While everything wasn’t perfect, we were close enough to merge. Last night I finally did it.

Aftermath

As my description of the development process above should show, this was not an easy nor a straight-forward task. IMCC was so messy and so coupled with Parrot that fixing one problem created a cascade of additional problems. Typically I like to make small changes and merge them in atomically, but with this work I had to do everything all at once. There were no periods of stability in the middle of this refactor where things worked well enough to merge bits back into master. From the moment I started it basically become all or nothing.

At some points in the process, I was worried that the answer might be “nothing”. There were a few points in there when I was worried that we had hit bugs so big and devastating that I would not be able to continue. Luckily with some hard work and some valuable help and input from other Parrot hackers I was able to get through the wost of them.

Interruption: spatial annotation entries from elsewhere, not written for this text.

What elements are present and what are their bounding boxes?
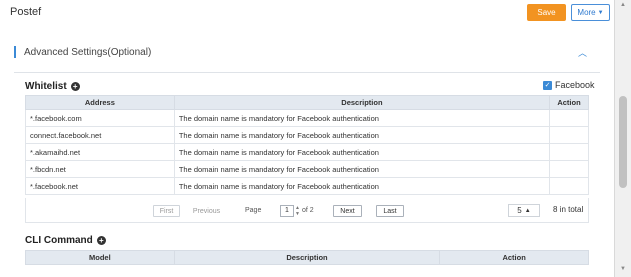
address-cell: connect.facebook.net: [25, 126, 175, 144]
first-page-button[interactable]: First: [153, 205, 180, 217]
column-header-description: Description: [173, 250, 441, 265]
action-cell[interactable]: [549, 126, 589, 144]
action-cell[interactable]: [549, 160, 589, 178]
table-row: connect.facebook.net The domain name is …: [25, 126, 589, 144]
checkbox-checked-icon[interactable]: ✓: [543, 80, 552, 90]
description-cell: The domain name is mandatory for Faceboo…: [173, 160, 551, 178]
advanced-settings-title: Advanced Settings(Optional): [24, 46, 152, 58]
column-header-address: Address: [25, 95, 175, 110]
address-cell: *.akamaihd.net: [25, 143, 175, 161]
advanced-settings-panel: Whitelist + ✓ Facebook Address Descripti…: [14, 72, 600, 277]
caret-down-icon: ▼: [597, 9, 604, 16]
description-cell: The domain name is mandatory for Faceboo…: [173, 126, 551, 144]
top-bar: Postef Save More ▼: [0, 0, 614, 26]
table-header-row: Model Description Action: [25, 250, 589, 265]
column-header-action: Action: [439, 250, 589, 265]
action-cell[interactable]: [549, 143, 589, 161]
address-cell: *.fbcdn.net: [25, 160, 175, 178]
whitelist-title: Whitelist: [25, 81, 67, 92]
action-cell[interactable]: [549, 109, 589, 127]
cli-command-table: Model Description Action: [25, 250, 589, 265]
action-cell[interactable]: [549, 177, 589, 195]
chevron-up-icon[interactable]: ︿: [578, 46, 587, 59]
add-whitelist-icon[interactable]: +: [70, 82, 80, 91]
address-cell: *.facebook.com: [25, 109, 175, 127]
table-row: *.facebook.com The domain name is mandat…: [25, 109, 589, 127]
pagination-bar: First Previous Page 1 ▲ ▼ of 2 Next Last …: [25, 198, 589, 223]
save-button[interactable]: Save: [527, 4, 566, 21]
facebook-checkbox[interactable]: ✓ Facebook: [543, 80, 595, 90]
table-header-row: Address Description Action: [25, 95, 589, 110]
description-cell: The domain name is mandatory for Faceboo…: [173, 177, 551, 195]
cli-command-title: CLI Command: [25, 235, 93, 246]
last-page-button[interactable]: Last: [376, 205, 404, 217]
more-button[interactable]: More ▼: [571, 4, 610, 21]
column-header-action: Action: [549, 95, 589, 110]
add-cli-command-icon[interactable]: +: [96, 236, 106, 245]
advanced-settings-header[interactable]: Advanced Settings(Optional): [14, 44, 151, 60]
previous-page-button[interactable]: Previous: [188, 205, 225, 217]
scroll-up-icon[interactable]: ▲: [620, 2, 626, 8]
table-row: *.akamaihd.net The domain name is mandat…: [25, 143, 589, 161]
caret-up-icon: ▲: [524, 207, 531, 214]
next-page-button[interactable]: Next: [333, 205, 362, 217]
section-accent-bar: [14, 46, 16, 58]
total-count: 8 in total: [553, 205, 584, 214]
address-cell: *.facebook.net: [25, 177, 175, 195]
page-size-select[interactable]: 5 ▲: [508, 204, 540, 217]
page-stepper-icon[interactable]: ▲ ▼: [295, 205, 300, 217]
table-row: *.facebook.net The domain name is mandat…: [25, 177, 589, 195]
main-content: Advanced Settings(Optional) ︿ Whitelist …: [0, 28, 614, 277]
page-title: Postef: [10, 6, 42, 18]
vertical-scrollbar[interactable]: ▲ ▼: [614, 0, 631, 277]
table-row: *.fbcdn.net The domain name is mandatory…: [25, 160, 589, 178]
page-count-label: of 2: [302, 207, 314, 214]
page-number-input[interactable]: 1: [280, 205, 294, 217]
description-cell: The domain name is mandatory for Faceboo…: [173, 143, 551, 161]
description-cell: The domain name is mandatory for Faceboo…: [173, 109, 551, 127]
cli-command-heading: CLI Command +: [25, 235, 106, 246]
facebook-checkbox-label: Facebook: [555, 80, 595, 90]
whitelist-heading: Whitelist +: [25, 81, 80, 92]
page-size-value: 5: [517, 206, 522, 215]
page-label: Page: [245, 207, 262, 214]
more-button-label: More: [577, 8, 596, 17]
column-header-description: Description: [173, 95, 551, 110]
column-header-model: Model: [25, 250, 175, 265]
scrollbar-thumb[interactable]: [619, 96, 627, 188]
scroll-down-icon[interactable]: ▼: [620, 266, 626, 272]
whitelist-table: Address Description Action *.facebook.co…: [25, 95, 589, 195]
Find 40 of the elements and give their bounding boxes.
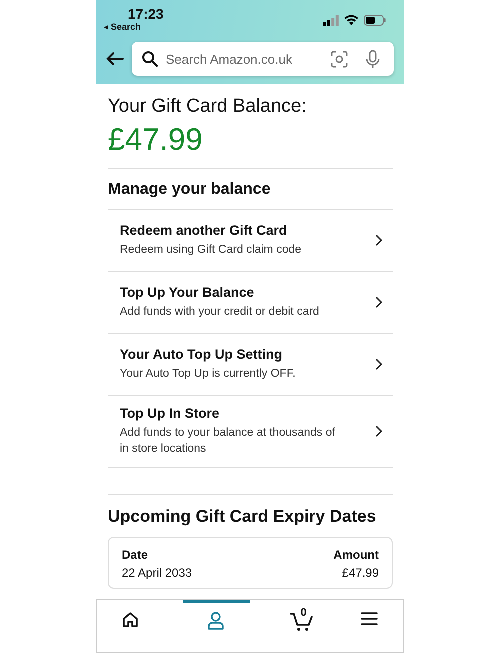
camera-icon[interactable] [331,50,348,68]
status-time: 17:23 [127,6,164,22]
menu-icon [360,612,378,626]
cart-count: 0 [300,607,307,619]
row-title: Your Auto Top Up Setting [120,346,284,362]
menu-row[interactable]: Top Up Your Balance Add funds with your credit or debit card [108,272,393,334]
column-header: Date [122,548,148,562]
home-icon [122,612,140,628]
table-cell: 22 April 2033 [122,566,192,580]
wifi-icon [344,15,359,26]
chevron-right-icon [375,296,383,309]
row-subtitle: Add funds to your balance at thousands of in store locations [120,426,336,458]
battery-icon [364,15,386,26]
section-heading: Upcoming Gift Card Expiry Dates [108,506,378,528]
section-heading: Manage your balance [108,180,272,200]
row-subtitle: Redeem using Gift Card claim code [120,242,303,258]
column-header: Amount [334,548,379,562]
balance-amount: £47.99 [108,122,204,158]
search-icon [142,51,158,67]
row-subtitle: Your Auto Top Up is currently OFF. [120,366,297,382]
row-title: Top Up In Store [120,406,220,421]
back-arrow-icon[interactable] [104,50,126,68]
menu-row[interactable]: Your Auto Top Up Setting Your Auto Top Up is currently OFF. [108,334,393,396]
chevron-right-icon [375,425,383,438]
balance-label: Your Gift Card Balance: [108,96,308,118]
table-cell: £47.99 [342,566,379,580]
menu-row[interactable]: Top Up In Store Add funds to your balance at thousands of in store locations [108,396,393,468]
chevron-right-icon [375,358,383,371]
signal-icon [323,15,339,26]
search-input[interactable]: Search Amazon.co.uk [166,52,323,66]
chevron-right-icon [375,234,383,247]
person-icon [208,612,224,630]
nav-tab[interactable]: 0 [268,600,336,652]
menu-row[interactable]: Redeem another Gift Card Redeem using Gift Card claim code [108,210,393,272]
microphone-icon[interactable] [366,50,380,68]
back-to-app-link[interactable]: ◂ Search [104,22,164,33]
row-subtitle: Add funds with your credit or debit card [120,304,320,320]
row-title: Redeem another Gift Card [120,222,288,238]
row-title: Top Up Your Balance [120,284,256,300]
search-field[interactable]: Search Amazon.co.uk [132,42,394,76]
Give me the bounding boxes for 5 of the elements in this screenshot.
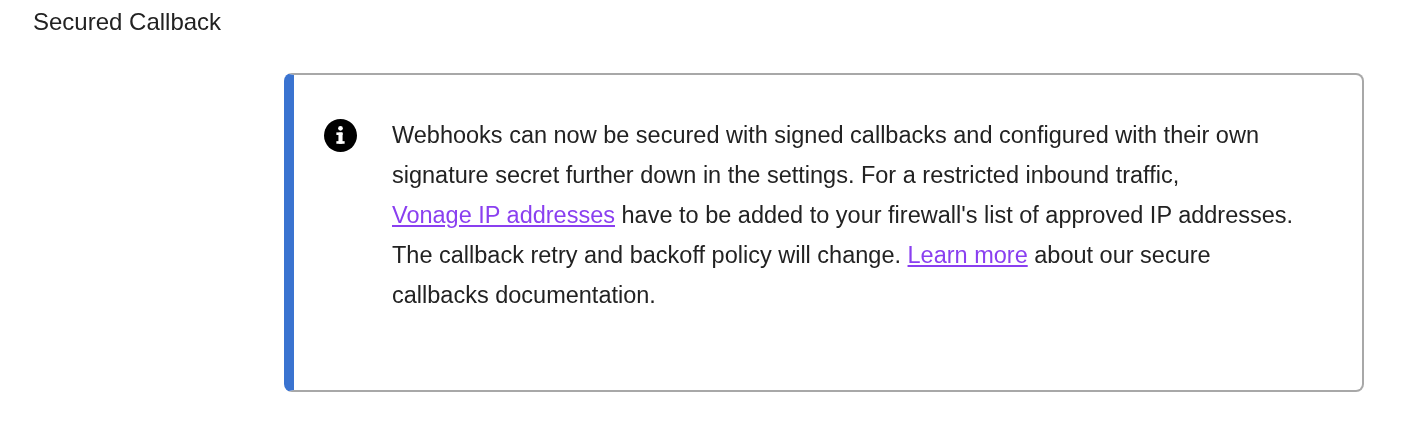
info-icon bbox=[324, 119, 357, 152]
link[interactable]: Learn more bbox=[907, 242, 1028, 268]
section-title: Secured Callback bbox=[33, 7, 223, 37]
link[interactable]: Vonage IP addresses bbox=[392, 202, 615, 228]
notice-text: Webhooks can now be secured with signed callbacks and configured with their own signature secret further down in the settings. For a restricted inbound traffic, Vonage IP addresses have to be added to your firewall's list of approved IP addresses. The callback retry and backoff policy will change. Learn more about our secure callbacks documentation. bbox=[392, 121, 1295, 310]
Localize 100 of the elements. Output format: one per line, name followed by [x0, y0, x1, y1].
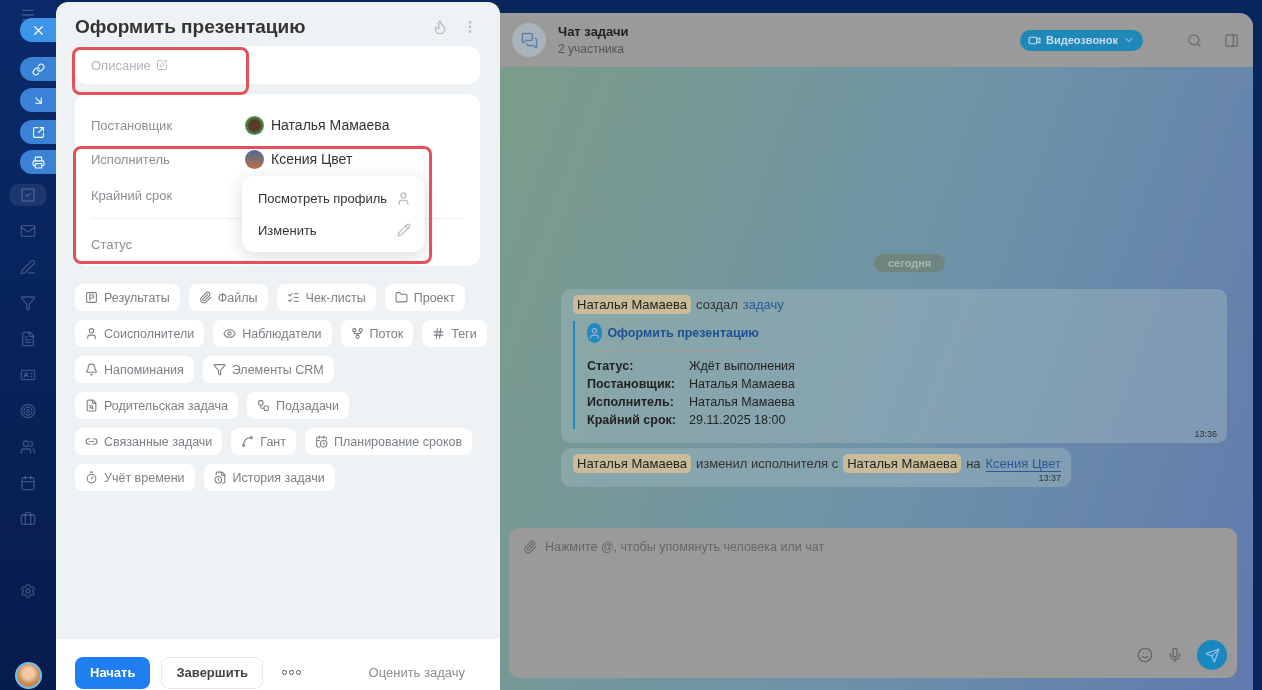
menu-item[interactable]: Посмотреть профиль [242, 182, 425, 214]
field-chip[interactable]: Родительская задача [75, 392, 238, 419]
detail-label: Постановщик: [587, 377, 676, 391]
chat-title: Чат задачи [558, 24, 630, 39]
search-icon[interactable] [1187, 32, 1202, 48]
chat-subtitle: 2 участника [558, 42, 625, 56]
send-icon [1204, 647, 1220, 663]
field-chip[interactable]: Соисполнители [75, 320, 205, 347]
microphone-icon[interactable] [1167, 647, 1183, 663]
checklist-icon [286, 291, 300, 304]
message-text: на [966, 456, 981, 471]
calendar-clock-icon [315, 435, 328, 448]
sidebar-icon[interactable] [20, 511, 36, 527]
sidebar-icon[interactable] [20, 583, 36, 599]
sidebar-icon[interactable] [20, 223, 36, 239]
sidebar-icon[interactable] [20, 331, 36, 347]
finish-button[interactable]: Завершить [161, 656, 263, 689]
sidebar-icon[interactable] [20, 475, 36, 491]
field-chip[interactable]: Элементы CRM [202, 356, 334, 383]
send-button[interactable] [1197, 640, 1227, 670]
link-icon [31, 62, 45, 76]
subtasks-icon [257, 399, 270, 412]
flow-icon [350, 327, 364, 340]
folder-icon [394, 291, 408, 304]
avatar-icon [245, 115, 264, 135]
field-chip[interactable]: Результаты [75, 284, 180, 311]
user-mention[interactable]: Наталья Мамаева [843, 454, 962, 473]
sidebar-icon[interactable] [20, 259, 36, 275]
pencil-icon [397, 223, 411, 237]
user-mention[interactable]: Наталья Мамаева [573, 295, 691, 314]
edit-icon[interactable] [155, 59, 168, 71]
smile-icon[interactable] [1137, 647, 1153, 663]
video-call-button[interactable]: Видеозвонок [1019, 29, 1143, 51]
link[interactable]: Ксения Цвет [985, 455, 1062, 472]
paperclip-icon[interactable] [523, 540, 537, 554]
field-label: Статус [91, 236, 134, 252]
paperclip-icon [198, 291, 212, 304]
hash-icon [432, 327, 446, 340]
field-label: Постановщик [91, 117, 174, 133]
detail-label: Статус: [587, 359, 635, 373]
field-chip[interactable]: Наблюдатели [213, 320, 332, 347]
flame-icon[interactable] [432, 19, 448, 35]
sidebar-icon[interactable] [20, 295, 36, 311]
document-clock-icon [213, 471, 227, 484]
person-chip[interactable]: Ксения Цвет [245, 149, 353, 169]
field-chip[interactable]: Чек-листы [276, 284, 376, 311]
sidebar-icon[interactable] [20, 367, 36, 383]
panel-icon[interactable] [1224, 32, 1239, 48]
description-card[interactable]: Описание [75, 46, 480, 84]
field-chip[interactable]: Проект [384, 284, 465, 311]
field-chip[interactable]: Файлы [188, 284, 268, 311]
detail-value: Наталья Мамаева [689, 395, 795, 409]
link-icon [85, 435, 98, 448]
link[interactable]: задачу [742, 297, 784, 312]
task-link[interactable]: Оформить презентацию [607, 326, 759, 340]
user-icon [85, 327, 98, 340]
message-text: создал [696, 297, 738, 312]
sidebar-icon[interactable] [20, 439, 36, 455]
detail-value: Наталья Мамаева [689, 377, 795, 391]
sidebar-icon[interactable] [20, 403, 36, 419]
gantt-icon [241, 435, 255, 448]
eye-icon [223, 327, 237, 340]
user-icon [396, 190, 411, 206]
timer-icon [85, 471, 98, 484]
message-time: 13:36 [1194, 429, 1217, 439]
field-chip[interactable]: История задачи [203, 464, 335, 491]
start-button[interactable]: Начать [75, 656, 151, 689]
field-label: Крайний срок [91, 187, 174, 203]
chat-avatar [512, 23, 546, 57]
task-title: Оформить презентацию [75, 16, 307, 38]
field-label: Исполнитель [91, 151, 171, 167]
field-chip[interactable]: Напоминания [75, 356, 194, 383]
menu-item[interactable]: Изменить [242, 214, 425, 246]
field-chip[interactable]: Учёт времени [75, 464, 195, 491]
message-time: 13:37 [1038, 473, 1062, 483]
detail-value: Ждёт выполнения [689, 359, 795, 373]
field-chip[interactable]: Теги [422, 320, 487, 347]
date-divider: сегодня [874, 254, 946, 272]
detail-label: Исполнитель: [587, 395, 675, 409]
message-text: изменил исполнителя с [696, 456, 839, 471]
user-mention[interactable]: Наталья Мамаева [573, 454, 691, 473]
funnel-icon [212, 363, 226, 376]
rate-task-button[interactable]: Оценить задачу [362, 664, 471, 681]
detail-label: Крайний срок: [587, 413, 677, 427]
sidebar-icon[interactable] [20, 187, 36, 203]
detail-value: 29.11.2025 18:00 [689, 413, 786, 427]
menu-icon[interactable] [20, 7, 36, 23]
user-icon [587, 323, 603, 343]
person-chip[interactable]: Наталья Мамаева [245, 115, 390, 135]
field-chip[interactable]: Подзадачи [247, 392, 350, 419]
external-link-icon [31, 125, 45, 139]
field-chip[interactable]: Гант [231, 428, 296, 455]
document-search-icon [85, 399, 98, 412]
description-placeholder: Описание [91, 57, 151, 73]
field-chip[interactable]: Планирование сроков [305, 428, 473, 455]
field-chip[interactable]: Поток [340, 320, 414, 347]
field-chip[interactable]: Связанные задачи [75, 428, 223, 455]
avatar-icon [245, 149, 264, 169]
bell-icon [85, 363, 98, 376]
printer-icon [31, 155, 45, 169]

Current Status and Future Plans

So where are we now? The code merged in to master last night, but what has really changed? From the perspective of the average user, the answer is “nothing”. IMCC still exists, and is still created as part of the default Parrot frontend. It’s now possible to create a frontend which does not create this compiler, or create a frontend which registers an alternate PMC as the PIR compiler, but this is probably not a capability that many people will be using right now.

Performance and memory consumption should not change much.

What is different now is that IMCC is not necessary. It’s not a necessary part of the code, it isn’t a necessary stage in interpreter initialization, and it isn’t required to be available. However, it is still built in as part of libparrot, and even if you don’t use it the code is still there.

So what are the next stages in this work? I don’t have any immediate plans to work on this myself, but if some other intrepid coder wants to carry the torch forward, these are the steps that I think we can take from here:

  1. Modify the makefile to build IMCC as a separate library. Call it something like “libparrot-imcc”.
  2. Once it’s a separate library, we should be able to create alternate frontends which do not rely on it. One such possible fronend could be for PIRATE, a new PIR compiler. Instead of IMCC, the new frontend would load and register PIRATE as the default PIR compiler.
  3. Move IMCC out of the parrot repo into it’s own repo. We can still make it readily available through a git submodule or something, but it should live in it’s own place and not be in the Parrot repository by default.

Once that is done, the mission is complete. The first part could probably be done in a short weekend, and would arguably have the most benefit. After the two libraries are separated, the sky is really the limit.